Several key international interlocutors have issued statements following the recent developments at the Haram al-Sharif/Temple Mount site. On 15 April, the Spokesperson for the UN Secretary-General, Stéphane Dujarric, said that the Secretary-General was deeply concerned by the situation in Jerusalem and that he was calling for leaders on all sides to contribute to calm. The statement also said that “[p]rovocations on the Holy Esplanade must stop” and reiterated his calls for the respect of the status quo of the holy sites in Jerusalem. On the same day, Wennesland issued a similar statement, calling on “the authorities on both sides to immediately de-escalate the situation and prevent any further provocation by radical actors”. Tomorrow, Wennesland is likely to echo these messages.

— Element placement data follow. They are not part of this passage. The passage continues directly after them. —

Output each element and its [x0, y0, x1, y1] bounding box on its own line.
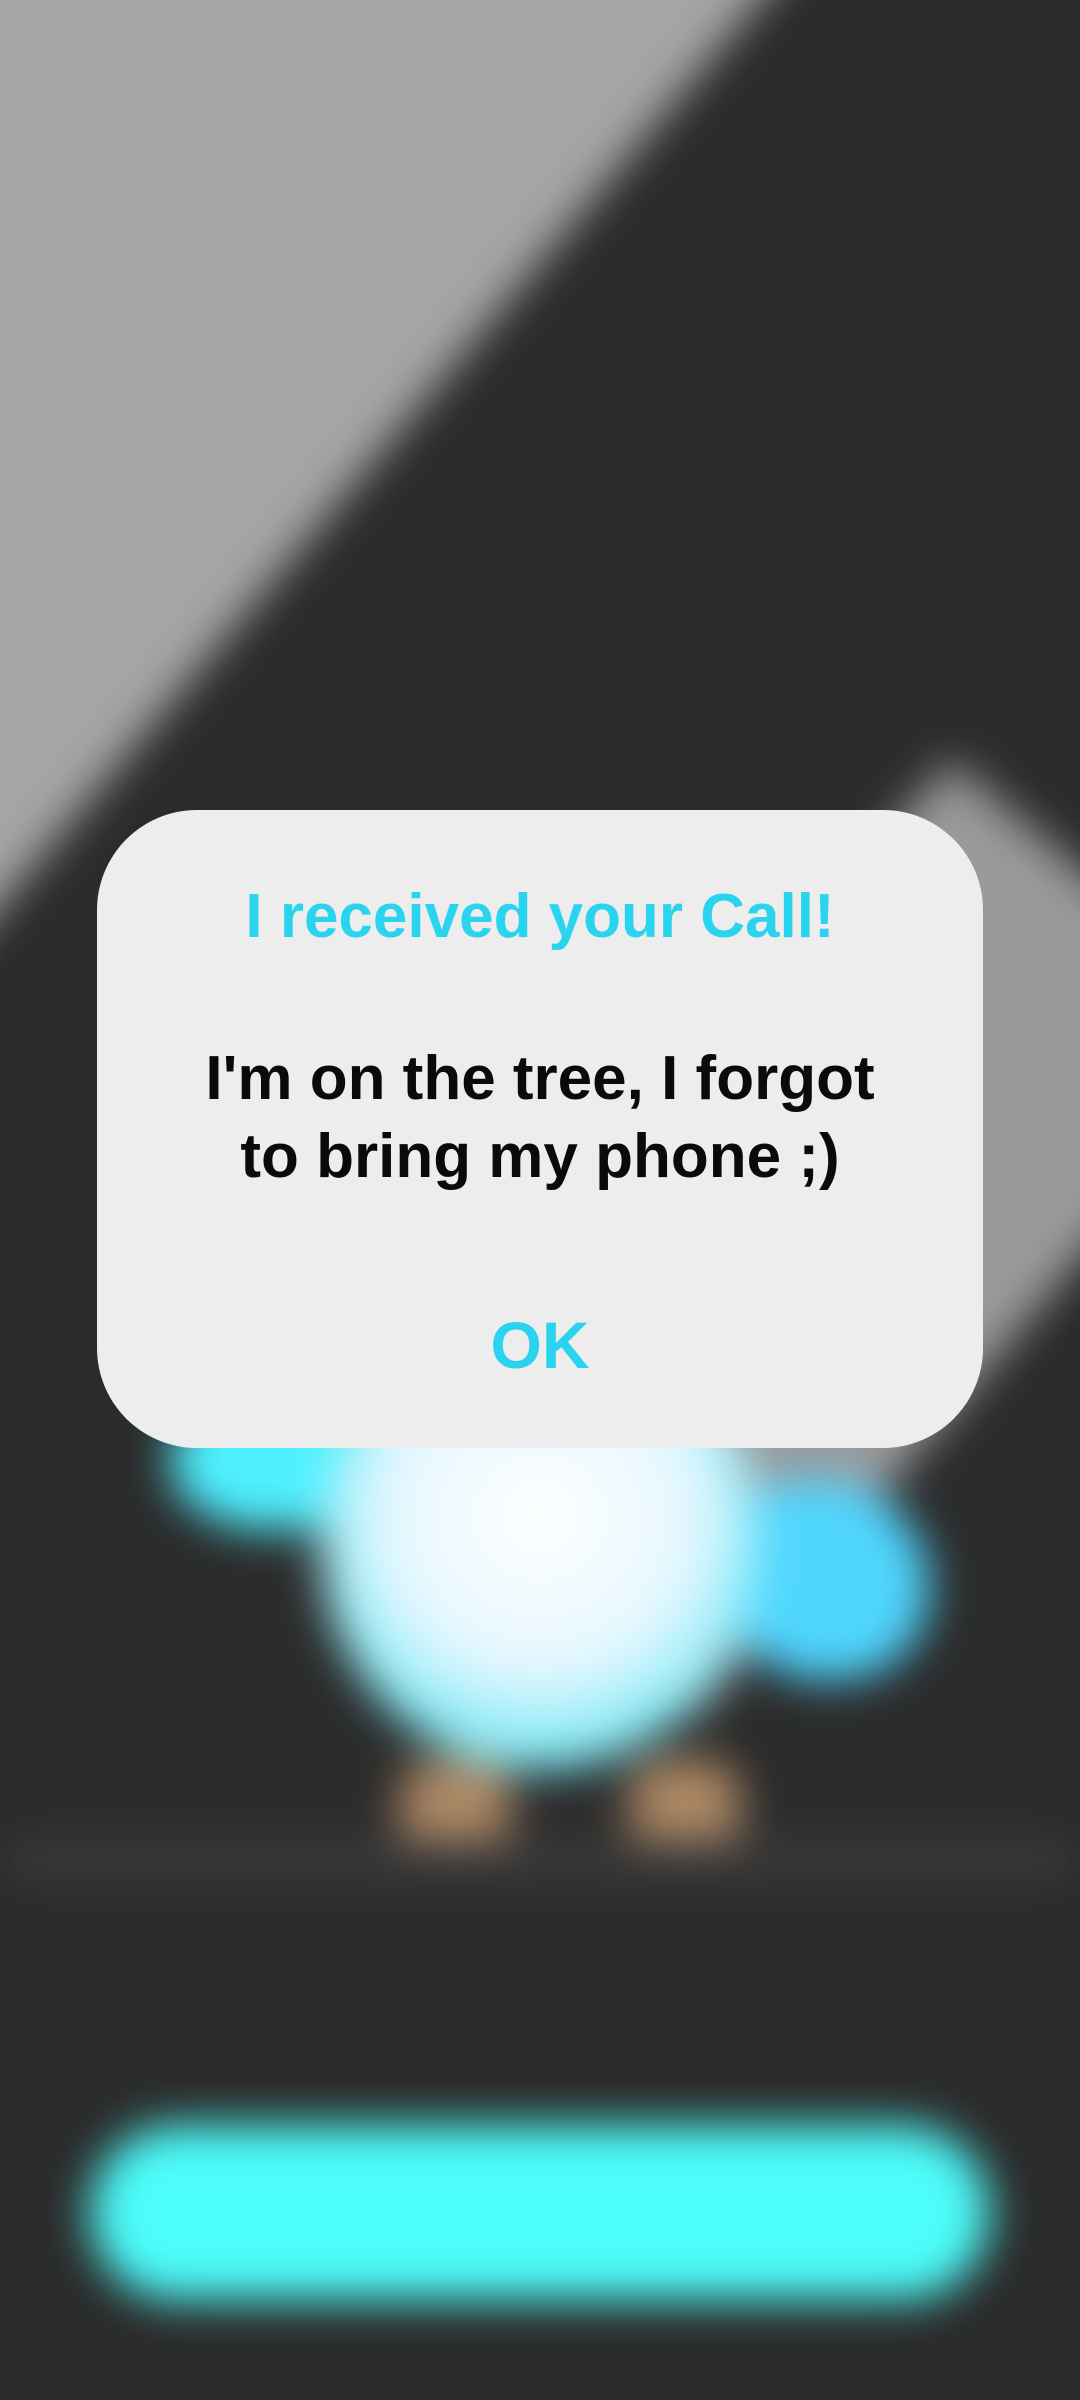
- alert-dialog: I received your Call! I'm on the tree, I…: [97, 810, 983, 1448]
- dialog-message: I'm on the tree, I forgot to bring my ph…: [205, 1044, 875, 1191]
- app-screen: I received your Call! I'm on the tree, I…: [0, 0, 1080, 2400]
- dialog-title: I received your Call!: [245, 882, 835, 951]
- blurred-call-button-label: [400, 2180, 680, 2240]
- blurred-subtitle: [240, 1975, 840, 2045]
- branch-line: [0, 1840, 1080, 1880]
- ok-button[interactable]: OK: [440, 1300, 640, 1390]
- bird-wing-right: [730, 1480, 930, 1680]
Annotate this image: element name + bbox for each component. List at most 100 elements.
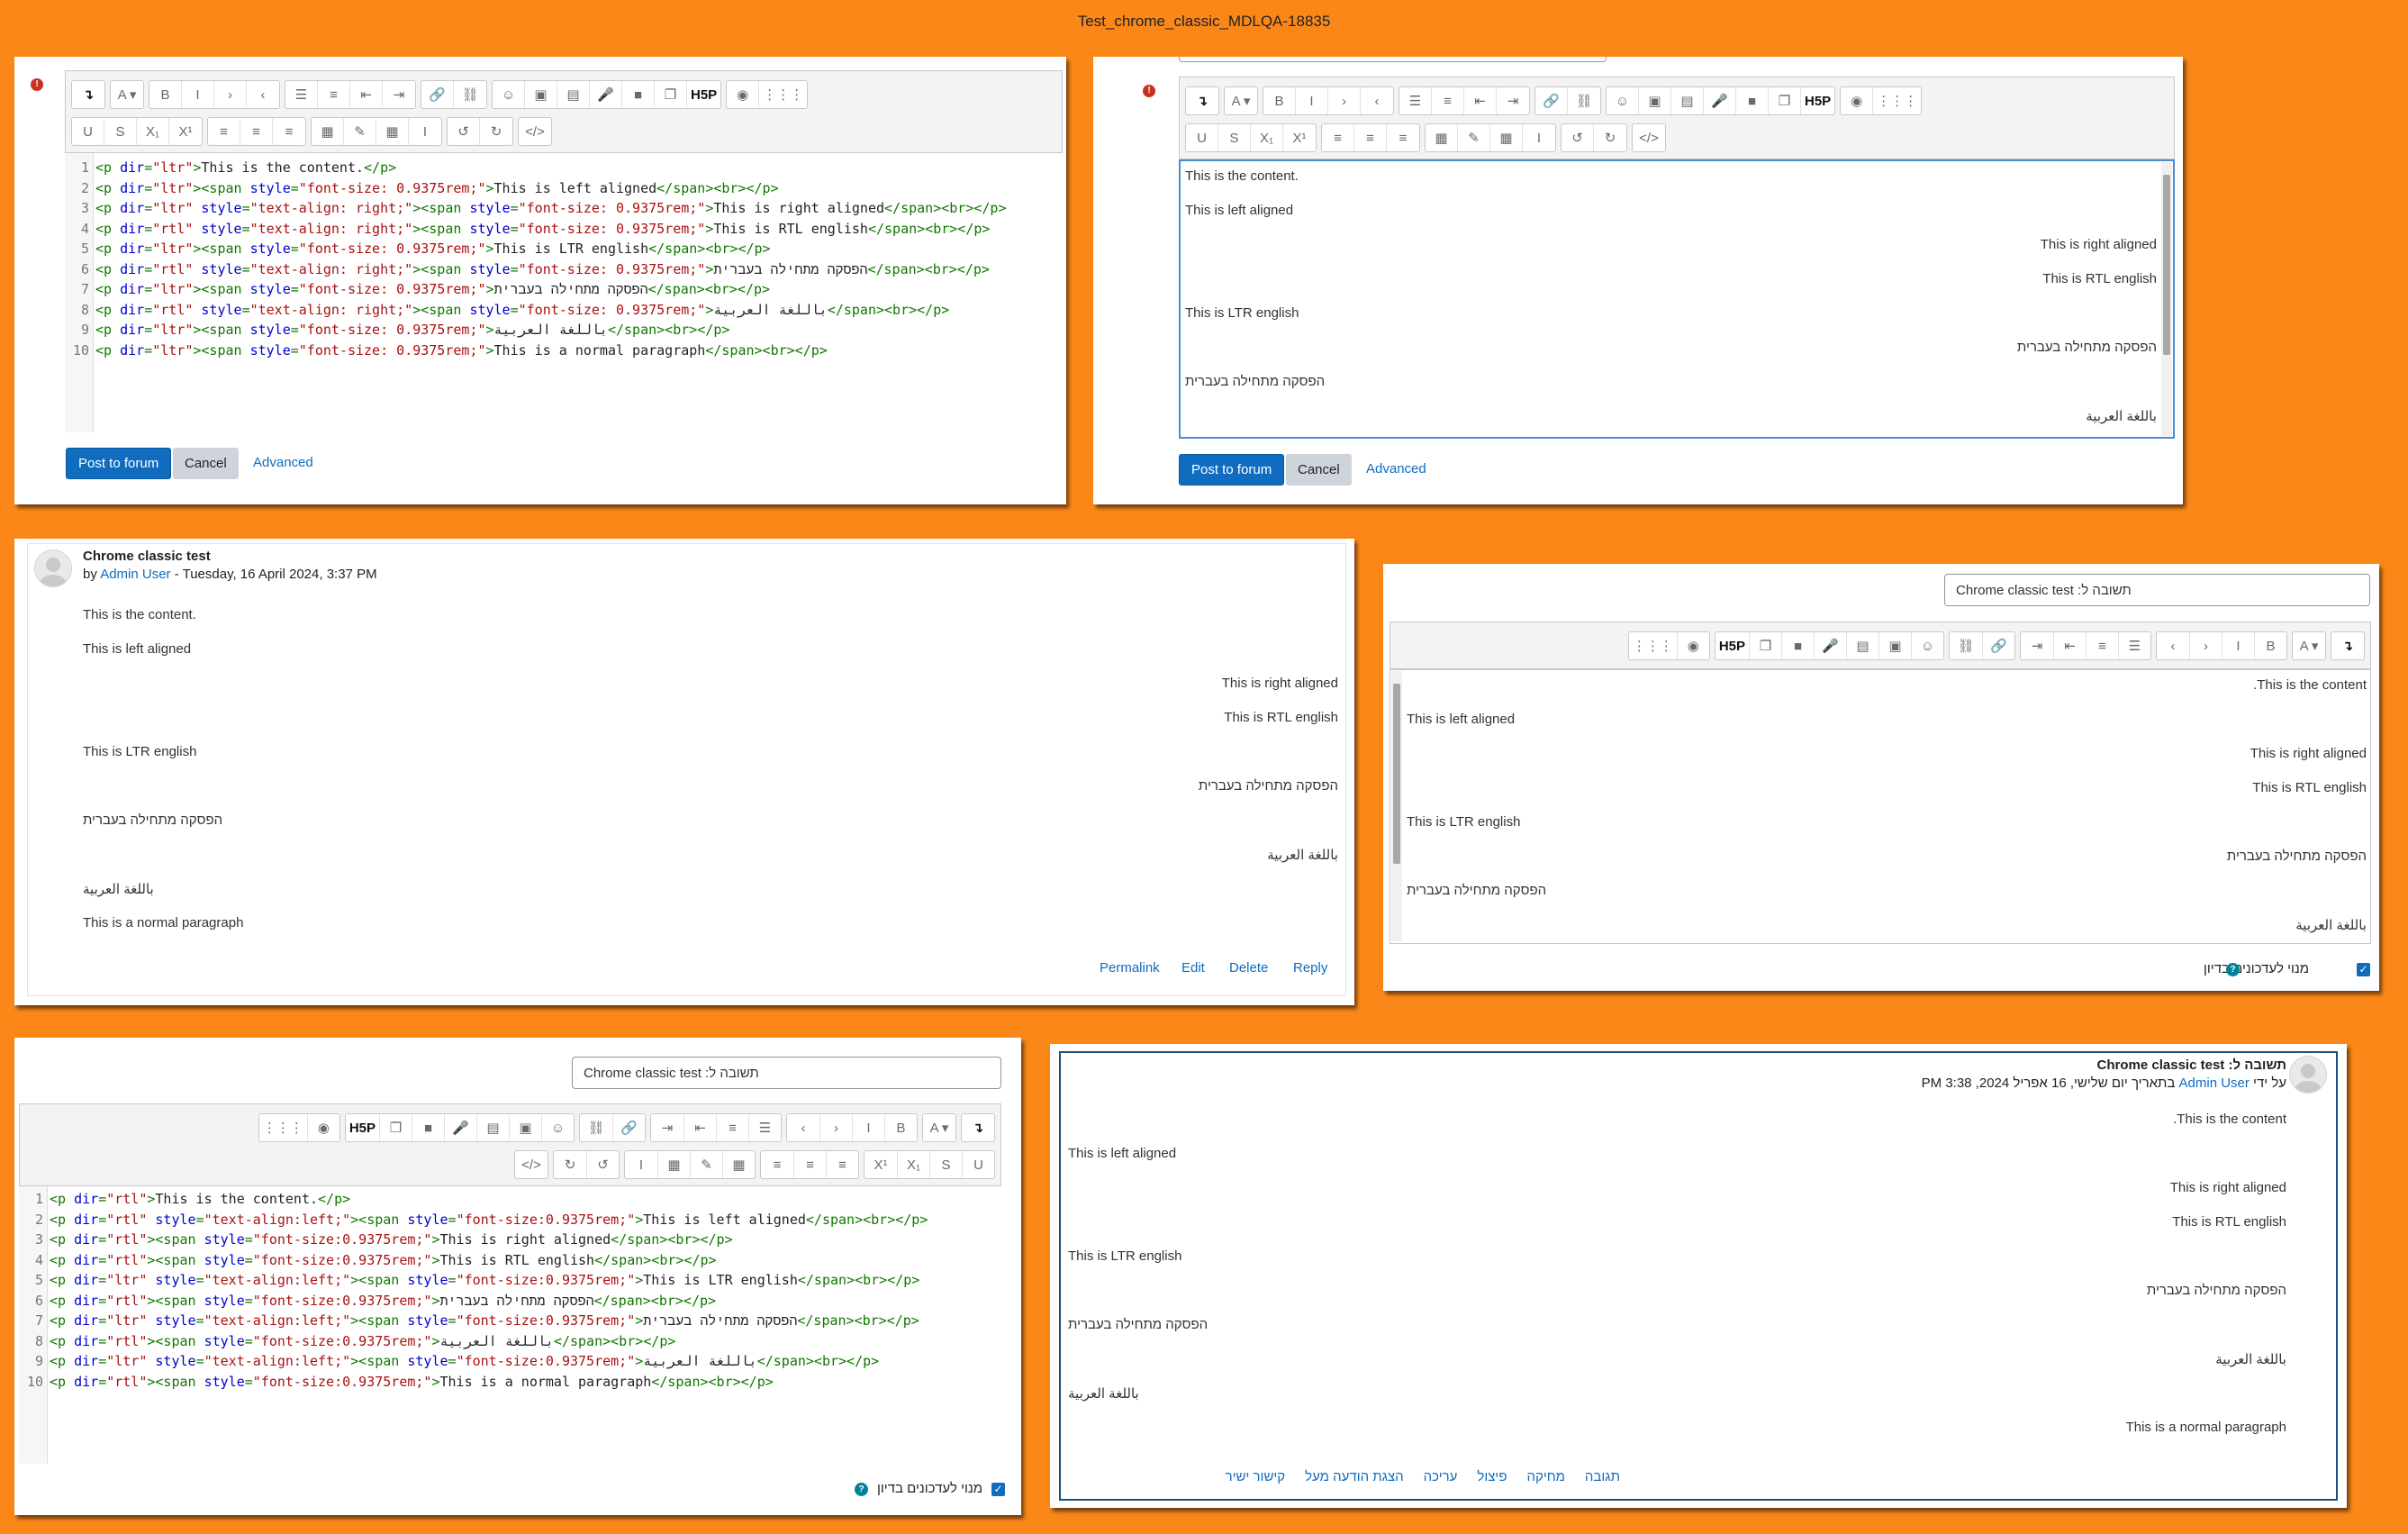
link-icon[interactable]: 🔗 <box>421 81 454 108</box>
table-icon[interactable]: ▦ <box>1490 124 1523 151</box>
author-link[interactable]: Admin User <box>100 567 170 582</box>
indent-arrow-icon[interactable]: › <box>819 1114 852 1141</box>
italic-icon[interactable]: I <box>852 1114 884 1141</box>
microphone-icon[interactable]: 🎤 <box>590 81 622 108</box>
rich-text-editor[interactable]: .This is the content This is left aligne… <box>1390 669 2371 944</box>
undo-arrow-icon[interactable]: ↴ <box>1186 87 1218 114</box>
subscript-icon[interactable]: X₁ <box>1251 124 1283 151</box>
bullet-list-icon[interactable]: ☰ <box>748 1114 781 1141</box>
calculator-icon[interactable]: ▦ <box>312 118 344 145</box>
unlink-icon[interactable]: ⛓ <box>1568 87 1600 114</box>
bullet-list-icon[interactable]: ☰ <box>1399 87 1432 114</box>
align-left-icon[interactable]: ≡ <box>208 118 240 145</box>
align-right-icon[interactable]: ≡ <box>1387 124 1419 151</box>
delete-link[interactable]: Delete <box>1229 960 1268 976</box>
unlink-icon[interactable]: ⛓ <box>1950 632 1982 659</box>
indent-arrow-icon[interactable]: › <box>1328 87 1361 114</box>
delete-link[interactable]: מחיקה <box>1526 1469 1564 1484</box>
image-icon[interactable]: ▣ <box>525 81 557 108</box>
subscribe-checkbox[interactable]: ✓ <box>2357 963 2370 976</box>
reply-link[interactable]: Reply <box>1293 960 1327 976</box>
reply-link[interactable]: תגובה <box>1585 1469 1620 1484</box>
outdent-icon[interactable]: ⇤ <box>2053 632 2086 659</box>
underline-icon[interactable]: U <box>1186 124 1218 151</box>
italic-icon[interactable]: I <box>182 81 214 108</box>
subscript-icon[interactable]: X₁ <box>137 118 169 145</box>
copy-icon[interactable]: ❐ <box>1769 87 1801 114</box>
edit-link[interactable]: Edit <box>1181 960 1205 976</box>
redo-icon[interactable]: ↻ <box>1594 124 1626 151</box>
h5p-icon[interactable]: H5P <box>687 81 720 108</box>
media-file-icon[interactable]: ▤ <box>476 1114 509 1141</box>
help-icon[interactable]: ? <box>2226 963 2240 976</box>
code-editor[interactable]: 1 <p dir="ltr">This is the content.</p> 2 <… <box>65 153 1063 432</box>
subscribe-checkbox[interactable]: ✓ <box>991 1483 1005 1496</box>
subject-input-top[interactable] <box>1179 57 1607 62</box>
align-center-icon[interactable]: ≡ <box>1354 124 1387 151</box>
outdent-arrow-icon[interactable]: ‹ <box>1361 87 1393 114</box>
author-link[interactable]: Admin User <box>2179 1076 2250 1091</box>
post-to-forum-button[interactable]: Post to forum <box>66 448 172 479</box>
bold-icon[interactable]: B <box>1263 87 1296 114</box>
subject-input[interactable]: תשובה ל: Chrome classic test <box>572 1057 1001 1089</box>
advanced-link[interactable]: Advanced <box>1366 461 1426 477</box>
cancel-button[interactable]: Cancel <box>1286 454 1352 486</box>
font-color-icon[interactable]: A ▾ <box>2293 632 2325 659</box>
calculator-icon[interactable]: ▦ <box>1426 124 1458 151</box>
h5p-icon[interactable]: H5P <box>346 1114 379 1141</box>
numbered-list-icon[interactable]: ≡ <box>716 1114 748 1141</box>
copy-icon[interactable]: ❐ <box>655 81 687 108</box>
superscript-icon[interactable]: X¹ <box>1283 124 1316 151</box>
microphone-icon[interactable]: 🎤 <box>1814 632 1846 659</box>
italic-icon[interactable]: I <box>2222 632 2254 659</box>
cursor-icon[interactable]: I <box>409 118 441 145</box>
grid-icon[interactable]: ⋮⋮⋮ <box>1873 87 1921 114</box>
outdent-icon[interactable]: ⇤ <box>683 1114 716 1141</box>
accessibility-icon[interactable]: ◉ <box>727 81 760 108</box>
strikethrough-icon[interactable]: S <box>1218 124 1251 151</box>
align-center-icon[interactable]: ≡ <box>793 1151 826 1178</box>
undo-arrow-icon[interactable]: ↴ <box>72 81 104 108</box>
italic-icon[interactable]: I <box>1296 87 1328 114</box>
font-color-icon[interactable]: A ▾ <box>111 81 143 108</box>
indent-icon[interactable]: ⇥ <box>1497 87 1529 114</box>
outdent-arrow-icon[interactable]: ‹ <box>247 81 279 108</box>
undo-arrow-icon[interactable]: ↴ <box>2331 632 2364 659</box>
underline-icon[interactable]: U <box>72 118 104 145</box>
indent-icon[interactable]: ⇥ <box>2021 632 2053 659</box>
video-icon[interactable]: ■ <box>1781 632 1814 659</box>
bullet-list-icon[interactable]: ☰ <box>2118 632 2150 659</box>
font-color-icon[interactable]: A ▾ <box>1225 87 1257 114</box>
video-icon[interactable]: ■ <box>622 81 655 108</box>
video-icon[interactable]: ■ <box>1736 87 1769 114</box>
emoji-icon[interactable]: ☺ <box>541 1114 574 1141</box>
outdent-icon[interactable]: ⇤ <box>350 81 383 108</box>
superscript-icon[interactable]: X¹ <box>865 1151 897 1178</box>
permalink-link[interactable]: קישור ישיר <box>1226 1469 1286 1484</box>
microphone-icon[interactable]: 🎤 <box>444 1114 476 1141</box>
bold-icon[interactable]: B <box>884 1114 917 1141</box>
h5p-icon[interactable]: H5P <box>1801 87 1834 114</box>
bullet-list-icon[interactable]: ☰ <box>285 81 318 108</box>
advanced-link[interactable]: Advanced <box>253 455 313 470</box>
image-icon[interactable]: ▣ <box>509 1114 541 1141</box>
subject-input[interactable]: תשובה ל: Chrome classic test <box>1944 574 2370 606</box>
undo-icon[interactable]: ↺ <box>1562 124 1594 151</box>
link-icon[interactable]: 🔗 <box>1535 87 1568 114</box>
unlink-icon[interactable]: ⛓ <box>580 1114 612 1141</box>
edit-icon[interactable]: ✎ <box>1458 124 1490 151</box>
outdent-icon[interactable]: ⇤ <box>1464 87 1497 114</box>
bold-icon[interactable]: B <box>149 81 182 108</box>
redo-icon[interactable]: ↻ <box>554 1151 586 1178</box>
post-to-forum-button[interactable]: Post to forum <box>1179 454 1285 486</box>
unlink-icon[interactable]: ⛓ <box>454 81 486 108</box>
link-icon[interactable]: 🔗 <box>612 1114 645 1141</box>
bold-icon[interactable]: B <box>2254 632 2286 659</box>
emoji-icon[interactable]: ☺ <box>1607 87 1639 114</box>
media-file-icon[interactable]: ▤ <box>557 81 590 108</box>
scrollbar-thumb[interactable] <box>1393 684 1400 864</box>
code-lines[interactable]: 1 <p dir="ltr">This is the content.</p> 2 <… <box>65 158 1055 428</box>
undo-icon[interactable]: ↺ <box>448 118 480 145</box>
align-center-icon[interactable]: ≡ <box>240 118 273 145</box>
code-editor[interactable]: 1 <p dir="rtl">This is the content.</p> 2 <… <box>19 1186 1001 1464</box>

On 15 April, US Department of State Spokesperson Ned Price issued a statement calling on all sides to avoid provocative rhetoric and actions and to preserve the historic status quo on Haram al-Sharif/Temple Mount. On the same day, EU Spokesperson for Foreign Affairs and Security Policy Peter Stano issued a statement calling for an immediate stop to violence and for the respect of the status quo of the holy sites. The statement said that “[f]urther civilian casualties must be prevented as a priority” and called for Palestinian-Israeli security cooperation.

On 16 April, the UAE Ministry of Foreign Affairs and International Cooperation issued a statement condemning the “Israeli forces’ storming of Al-Aqsa Mosque, which resulted in the injury of a number of civilians”. The statement also said that the Israeli authorities “should respect the right of Palestinians to practice their religious rites and halt any practices that violate the sanctity of Al-Aqsa Mosque” and called for respecting the custodial role of the Kingdom of Jordan. (Jordan is the custodian of Islamic and Christian holy sites in Jerusalem.) On 17 April, King Abdullah II of Jordan issued a statement saying that “maintaining calm requires Israel to respect the historical and legal status quo in Al Aqsa Mosque/Al Haram Al Sharif, and to create political horizons that fulfil all the just rights of the Palestinian people, on the basis of the two-state solution”.

In two 18 April tweets, Spokesperson for the Chinese Ministry of Foreign Affairs Wang Wenbin said that the recent escalation is a reminder of the importance of not marginalising the Palestinian question and called on the international community to “face up to the crux of the Palestine question” and to facilitate a resumption of peace talks on the basis of the two-state solution.

At tomorrow’s meeting, Council members are likely to reiterate these statements. They may also condemn today’s rocket launch and call for an immediate de-escalation. Council members are also likely to underscore the importance of preserving the historic status quo of the holy sites in Jerusalem. This was a message conveyed by several Council members— including China, France, Ireland, Norway, and the US—during the 22 March meeting. At the same meeting, the UAE stressed the gravity of violating the sanctity of the Al-Aqsa Mosque. In their statements tomorrow, Council members may also refer to the recent escalation of violence in Israel and in the West Bank more broadly and deplore the loss of civilian life.

An outcome is not expected in connection with tomorrow’s meeting. It appears that in late March, some Council members discussed the possibility of issuing a press statement calling for calm ahead of the convergence of the religious holidays. However, it seems that the initiative did not garner sufficient support and was abandoned.